Şüphesiz İran rejiminin İran dışında gerçekleştirdiği ilk katliam değildi. İran’nın eski başbakanlarıdan Dr. Şapur Bextiyar 1991 yılında Paris’te, şair ve sanatçı Feruxzad 1992 yılında Almanya’nın Bon kentinde, İran Ulusal Uzlaşma Komitesi Başkanı Abdurrahman Burumend 1991 yılında Paris’te, İran Kürdistan Demokrat Partisi Sekreteri Abdurrahman Qasımlo 1989’da Viyana’da ve daha örnek gösterilecek bir çok kişi İran rejimi tarafından Avrupa’da katledildi.
Dr. Şerefkendi ve arkadaşlarının katledilmesinden 3 yıl önce, 13 Temmuz 1989’da, iki arkadaşı ile birlikte Avusturya’nın Viyana kentinde İran istihbarat ajanları tarafından katledildi. Onun da katilleri, tıpkı Şerefkendi gibi onlarla müzakere için oturanlardı.
Kasımlo ve arkadaşlarını katleden katiller ardından Viyana’daki İran büyükelçiliğinde gizlendi ve İran devletinin yardımı ile Avusturya’dan çıkarıldı.
Mykonos saldırısından kısa bir süre önce Berlin’e giden İran gizli servisi elemanlarından oluşan suikast ekibi, aynı şekilde kendisini güvende hissediyordu. Ekipte yer alan iki kişi Almanya’da kaldı ve cinayetten kısa bir süre sonra tutuklandı. Interpol yurt dışında üç kişiyi daha buldu. Tim dört Lübnanlı ve bir İranlıdan oluşuyordu. Suikasti planlayan kişi ise Kazım Darabi’ydi.
İran istihbaratı üyesi Kazım Darabi’nin dini lider Ali Hamaney ve dönemin cumhurbaşkanı Haşimi Rafsancani’den talimat aldığı anlaşıldı.
Olaydan bir yıl sonra Almanya polisi İranlı pasdarlardan Kazım Darabi ile üç Lübnanlıyı tutukladı. Sonrasında katliamın asıl sorumlusunun Abdurrahman Beni Haşmi olduğu ve Almanya’dan kaçtığı ortaya çıktı. Mahkeme bu üç kişiyi yargılayıp Kazım Darabi’ye ömür boyu hapis cezası verirken bir kişiyi de serbest bıraktı. Diğer şahıslar ise 5 ile 10 yıla kadar hapis cezasına çarptırıldı.

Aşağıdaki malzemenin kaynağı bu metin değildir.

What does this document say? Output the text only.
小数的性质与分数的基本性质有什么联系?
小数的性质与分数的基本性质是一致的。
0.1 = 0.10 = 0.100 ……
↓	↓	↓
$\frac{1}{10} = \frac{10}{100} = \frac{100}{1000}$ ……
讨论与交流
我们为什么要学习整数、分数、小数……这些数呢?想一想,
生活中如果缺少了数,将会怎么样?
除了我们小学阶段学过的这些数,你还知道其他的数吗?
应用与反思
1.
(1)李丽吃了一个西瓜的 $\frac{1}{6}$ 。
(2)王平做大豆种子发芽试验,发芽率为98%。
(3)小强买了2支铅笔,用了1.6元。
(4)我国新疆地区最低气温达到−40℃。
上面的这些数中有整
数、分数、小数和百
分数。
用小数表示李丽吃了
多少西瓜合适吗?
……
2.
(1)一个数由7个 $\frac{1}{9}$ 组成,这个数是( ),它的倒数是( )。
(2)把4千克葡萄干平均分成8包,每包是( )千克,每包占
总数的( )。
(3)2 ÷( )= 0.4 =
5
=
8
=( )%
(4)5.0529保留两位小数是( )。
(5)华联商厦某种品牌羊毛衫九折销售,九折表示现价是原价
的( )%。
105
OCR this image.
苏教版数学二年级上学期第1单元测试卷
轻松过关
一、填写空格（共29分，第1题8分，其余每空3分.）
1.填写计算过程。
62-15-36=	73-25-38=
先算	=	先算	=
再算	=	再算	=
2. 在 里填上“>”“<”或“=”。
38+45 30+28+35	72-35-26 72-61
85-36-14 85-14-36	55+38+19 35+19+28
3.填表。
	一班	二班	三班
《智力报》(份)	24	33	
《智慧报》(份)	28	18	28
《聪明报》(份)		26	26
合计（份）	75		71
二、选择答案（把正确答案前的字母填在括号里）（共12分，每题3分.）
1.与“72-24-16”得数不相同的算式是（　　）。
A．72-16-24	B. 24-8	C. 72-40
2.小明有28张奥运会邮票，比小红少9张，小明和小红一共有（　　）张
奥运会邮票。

Ömür boyu hapis cezası alan Kazım Darabi 2007 yılında serbest bırakıldı. Kazımı serbest bırakıldıktan sonra İran’a geri döndü. İran Dış İşleri Bakanı Kazımi’yi büyük bir coşku ile karşıladı.
Dönemin İran Cumhurbaşkanı Ali Ekber Haşimi Refsancani ,İstihbarat Başkanı Ali Felahiyan ile birkaç İranlı yetkili Dr. Şerefkendi ile diğer arkadaşlarını katilleri olarak kabul ediliyor.
İran devleti ise katilamcı siyasetinden hiç bir şekilde vazgeçmiş değil.
Şerefkendi kimdir?
Sadıq Şerefkendi de tıpkı Seid Şerefkendi gibi tanınan biriydi. Şair ve öğretmen Hejar’ın kardeşiydi. 11 Ocak 1938’de Bokan’a bağlı Terexe köyünde dünyaya geldi. 1973’te Fransa’da Dr. Qasımlo’yla tanışır. 1779’da Demokrat Parti Komitesi Danışmanı olur. Qasımlo’nun katledilmesinden sonra İran Kürdistan Demokrat Partisinin Genel Sekreteri seçilir.